Saver offers for long-distance transport are extremely popular among Deutsche Bahn customers. One reason for this is certainly that these fixed-quota and train-specific tickets are usually much cheaper than the flexible fare (Flexpreis), which can be used on any train and exchanged at any time.
The Revenue Management department for long-distance transport ensures that the offers are well placed. To achieve this, information from around 900 trains a day, each with about 15 stops, has to be managed for each EMS client – sometimes six months in advance. A specially designed forecasting process ensures that quotas are imported into the system automatically. Currently around 30 members of staff decide on the optimum quota of tickets for each individual train journey, and in some cases, even deviate from the statistically predicted quotas. The aim is to increase revenue by using attractive prices to motivate customers to travel by rail.
Revenue management staff continuously have to take the total revenue of long-distance transport into consideration. It’s all about efficiency: if too many Sparpreis offers are available for a particular train, not all passengers would get a seat. If too few tickets are sold, a train may not be fully booked. It’s about maintaining a balance – with the help of intelligent software and extensive staff experience.
When Deutsche Bahn developed the revenue management system 15 years ago to integrate saver offers sold in limited quotas for long-distance transport into the ticket system, it wasn’t designed for today’s requirements.
Relaunch during scheduled operations
In technological dimensions, this period is an eternity. Looking back: 15 years ago, Microsoft had just announced the now outdated Windows XP operating system. So you can imagine that technical problems frequently arose, for example, due to out-of-date Java versions. Even the user interface (EMS client) hasn’t been in line with the current conditions for a while now. So it was high time to relaunch the EMS client, not just for technical reasons: the limited quota of saver offers now make up a significant amount of all available offers – and these need to be managed digitally. A major task for the revenue managers, but above all for the application system.
For DB Long Distance, however, it was clear from the outset: the existing system had to continue operating during the relaunch. After all, ticket sales and management of saver offers now generate annual revenue of around 1.5 billion euros.
Requests from practical experience
The new system should not only meet the growing requirements but also be future proof. Due to special needs, implementation as a web client with the DB Systel bahn-net reference architecture was ruled out. That’s why DB Systel decided to set up the EMS client based on the standard framework of Eclipse modules for Rich Clients (RCP). This framework enables programmers to develop their own applications on top of prefabricated basic functions. Instead of rewriting a complete application from scratch, the features of the framework provided by the platform can be used. This also has the advantage that the system can be easily expanded and upgraded whenever necessary.
From the very beginning, personnel at DB Long Distance who use the EMS client on a daily basis were involved in further developing the system. In internal discussions, it was first established what users expect from their new client for the various work processes of revenue managers. One demand made of the new system, for example, is that not only the saver offers for individual trains can be defined, but that revenue managers can specify available quotas specifically for entire regions.
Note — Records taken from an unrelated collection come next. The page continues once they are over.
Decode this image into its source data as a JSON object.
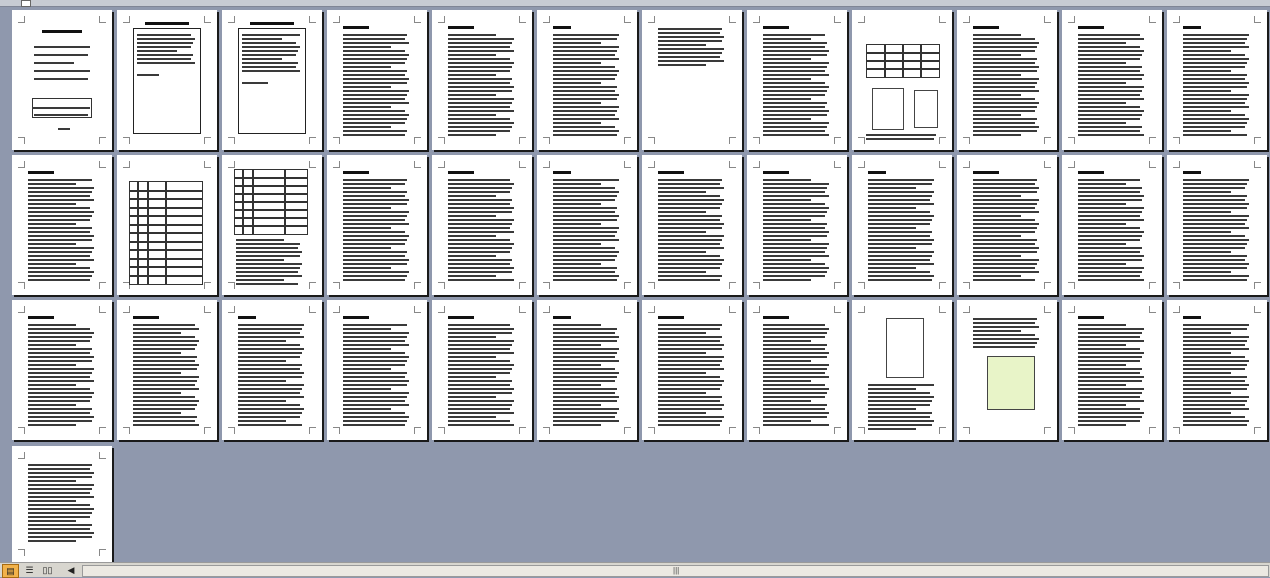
{
  "app": {
    "view_mode": "page-thumbnails",
    "page_count": 37
  },
  "statusbar": {
    "view_buttons": [
      {
        "name": "normal-view",
        "icon": "page-layout-icon",
        "glyph": "▤",
        "active": true
      },
      {
        "name": "outline-view",
        "icon": "outline-icon",
        "glyph": "☰",
        "active": false
      },
      {
        "name": "reading-view",
        "icon": "book-icon",
        "glyph": "📖",
        "active": false
      }
    ],
    "scroll_left_glyph": "◀",
    "scroll_grip": "|||"
  },
  "pages": [
    {
      "n": 1,
      "kind": "cover"
    },
    {
      "n": 2,
      "kind": "framed-text"
    },
    {
      "n": 3,
      "kind": "framed-text"
    },
    {
      "n": 4,
      "kind": "text"
    },
    {
      "n": 5,
      "kind": "text"
    },
    {
      "n": 6,
      "kind": "text"
    },
    {
      "n": 7,
      "kind": "text-short"
    },
    {
      "n": 8,
      "kind": "text"
    },
    {
      "n": 9,
      "kind": "table-drawing"
    },
    {
      "n": 10,
      "kind": "text"
    },
    {
      "n": 11,
      "kind": "text"
    },
    {
      "n": 12,
      "kind": "text"
    },
    {
      "n": 13,
      "kind": "text"
    },
    {
      "n": 14,
      "kind": "table"
    },
    {
      "n": 15,
      "kind": "table-short"
    },
    {
      "n": 16,
      "kind": "text"
    },
    {
      "n": 17,
      "kind": "text"
    },
    {
      "n": 18,
      "kind": "text"
    },
    {
      "n": 19,
      "kind": "text"
    },
    {
      "n": 20,
      "kind": "text"
    },
    {
      "n": 21,
      "kind": "text"
    },
    {
      "n": 22,
      "kind": "text"
    },
    {
      "n": 23,
      "kind": "text"
    },
    {
      "n": 24,
      "kind": "text"
    },
    {
      "n": 25,
      "kind": "text"
    },
    {
      "n": 26,
      "kind": "text"
    },
    {
      "n": 27,
      "kind": "text"
    },
    {
      "n": 28,
      "kind": "text"
    },
    {
      "n": 29,
      "kind": "text"
    },
    {
      "n": 30,
      "kind": "text"
    },
    {
      "n": 31,
      "kind": "text"
    },
    {
      "n": 32,
      "kind": "text"
    },
    {
      "n": 33,
      "kind": "drawing"
    },
    {
      "n": 34,
      "kind": "drawing-color"
    },
    {
      "n": 35,
      "kind": "text"
    },
    {
      "n": 36,
      "kind": "text"
    },
    {
      "n": 37,
      "kind": "text-short"
    }
  ]
}
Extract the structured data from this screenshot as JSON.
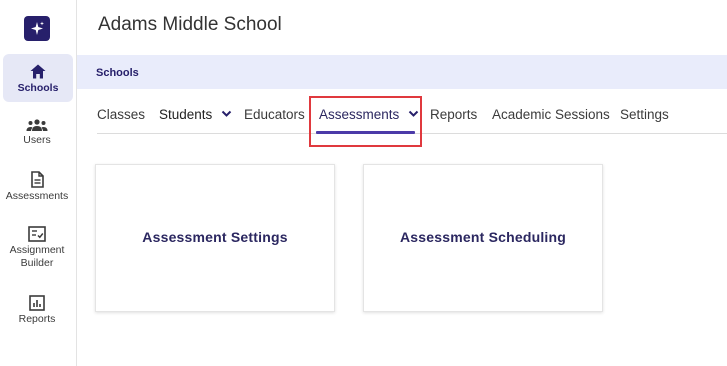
{
  "app": {
    "school_name": "Adams Middle School"
  },
  "sidebar": {
    "items": [
      {
        "label": "Schools",
        "icon": "home-icon",
        "active": true
      },
      {
        "label": "Users",
        "icon": "users-icon"
      },
      {
        "label": "Assessments",
        "icon": "document-icon"
      },
      {
        "label": "Assignment Builder",
        "icon": "checklist-icon"
      },
      {
        "label": "Reports",
        "icon": "bar-chart-icon"
      }
    ]
  },
  "breadcrumb": {
    "current": "Schools"
  },
  "tabs": [
    {
      "label": "Classes"
    },
    {
      "label": "Students",
      "has_dropdown": true
    },
    {
      "label": "Educators"
    },
    {
      "label": "Assessments",
      "has_dropdown": true,
      "selected": true
    },
    {
      "label": "Reports"
    },
    {
      "label": "Academic Sessions"
    },
    {
      "label": "Settings"
    }
  ],
  "cards": [
    {
      "title": "Assessment Settings"
    },
    {
      "title": "Assessment Scheduling"
    }
  ],
  "colors": {
    "brand": "#27206b",
    "accent": "#4b3aa8",
    "highlight": "#e0393e",
    "breadcrumb_bg": "#e9ecfb"
  }
}
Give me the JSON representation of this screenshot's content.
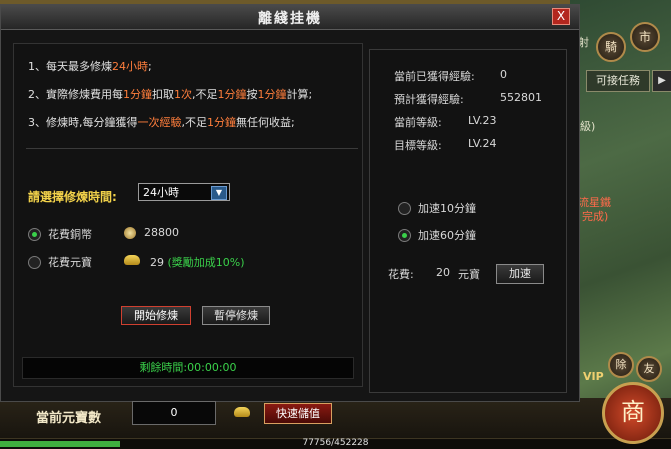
{
  "dialog": {
    "title": "離綫挂機",
    "close_label": "X"
  },
  "rules": [
    {
      "p1": "1、每天最多修煉",
      "h1": "24小時",
      "p2": ";",
      "h2": "",
      "p3": "",
      "h3": "",
      "p4": "",
      "h4": "",
      "p5": ""
    },
    {
      "p1": "2、實際修煉費用每",
      "h1": "1分鐘",
      "p2": "扣取",
      "h2": "1次",
      "p3": ",不足",
      "h3": "1分鐘",
      "p4": "按",
      "h4": "1分鐘",
      "p5": "計算;"
    },
    {
      "p1": "3、修煉時,每分鐘獲得",
      "h1": "一次經驗",
      "p2": ",不足",
      "h2": "1分鐘",
      "p3": "無任何收益;",
      "h3": "",
      "p4": "",
      "h4": "",
      "p5": ""
    }
  ],
  "duration": {
    "label": "請選擇修煉時間:",
    "selected": "24小時"
  },
  "payment": {
    "copper_label": "花費銅幣",
    "copper_value": "28800",
    "copper_selected": true,
    "gold_label": "花費元寶",
    "gold_value": "29",
    "gold_bonus": "(獎勵加成10%)",
    "gold_selected": false
  },
  "buttons": {
    "start": "開始修煉",
    "pause": "暫停修煉",
    "speedup": "加速",
    "recharge": "快速儲值"
  },
  "remaining": "剩餘時間:00:00:00",
  "info": {
    "gained_label": "當前已獲得經驗:",
    "gained_value": "0",
    "expected_label": "預計獲得經驗:",
    "expected_value": "552801",
    "current_level_label": "當前等級:",
    "current_level_value": "LV.23",
    "target_level_label": "目標等級:",
    "target_level_value": "LV.24"
  },
  "speed": {
    "opt10": "加速10分鐘",
    "opt10_selected": false,
    "opt60": "加速60分鐘",
    "opt60_selected": true,
    "cost_label": "花費:",
    "cost_value": "20",
    "cost_unit": "元寶"
  },
  "bottom": {
    "label": "當前元寶數",
    "value": "0"
  },
  "hud": {
    "quest_button": "可接任務",
    "city_buttons": [
      "騎",
      "市"
    ],
    "side_labels": [
      "除",
      "友"
    ],
    "vip": "VIP",
    "shop": "商",
    "exp_text": "77756/452228",
    "side_fragments": [
      "射",
      "級)",
      "流星鐵",
      "完成)"
    ]
  },
  "colors": {
    "highlight": "#ff7e3c",
    "green": "#3ad04a",
    "yellow_label": "#f2d24a",
    "close_red": "#b3261e"
  }
}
This is useful especially for local events like the Oktoberfest, as it allows all trains to and from Munich to be processed in one action.
In around 20 workshops attended by IT and usability experts from DB Systel and users, an action plan to implement the requirements in the EMS client was defined. A visualisation tool was used for this purpose and a prototype developed with which the users were able to test the client at an early stage.
The project was divided into packages based on the work processes and processed individually. Splitting the project into small units also made it easier to coordinate. “We thought it was great that our colleagues at DB Systel were able to work so quickly”, adds Johannes Lange from revenue management at DB Long Distance. This type of implementation had one major advantage: due to the fact that employees were involved in further developing the EMS client from the very beginning, there was hardly any need for training.
The new EMS client now permits much better and more precise control. For this purpose, DB Systel has also optimised the user interface for working with tables.
Fit for the future
The new EMS client has been in use successfully since July 2016. The fact that DB Systel was able to realise the wishes in a relatively short time is certainly due to the perfect preparation. The chosen approach, combined with intensive workshops and use of tools, enabled close attention to be paid to the requirements, wishes and feedback of future users while minimising the burden on users – as they had to continue their daily tasks the whole time.
“It also involves learning the terminology – and understanding how the customer works”, says Lange. “Because you must never underestimate the fact that there are rail employees on the one side and IT experts on the other, each with quite a different background.”
It won’t take another 15 years for the next upgrade, however. DB Systel has designed the new EMS client in a way that allows it to be optimised in line with changing requirements at any time and made available to other customers within the Group. It has thus been a success for everyone involved, especially for travellers, who will benefit from even better management of saver offers.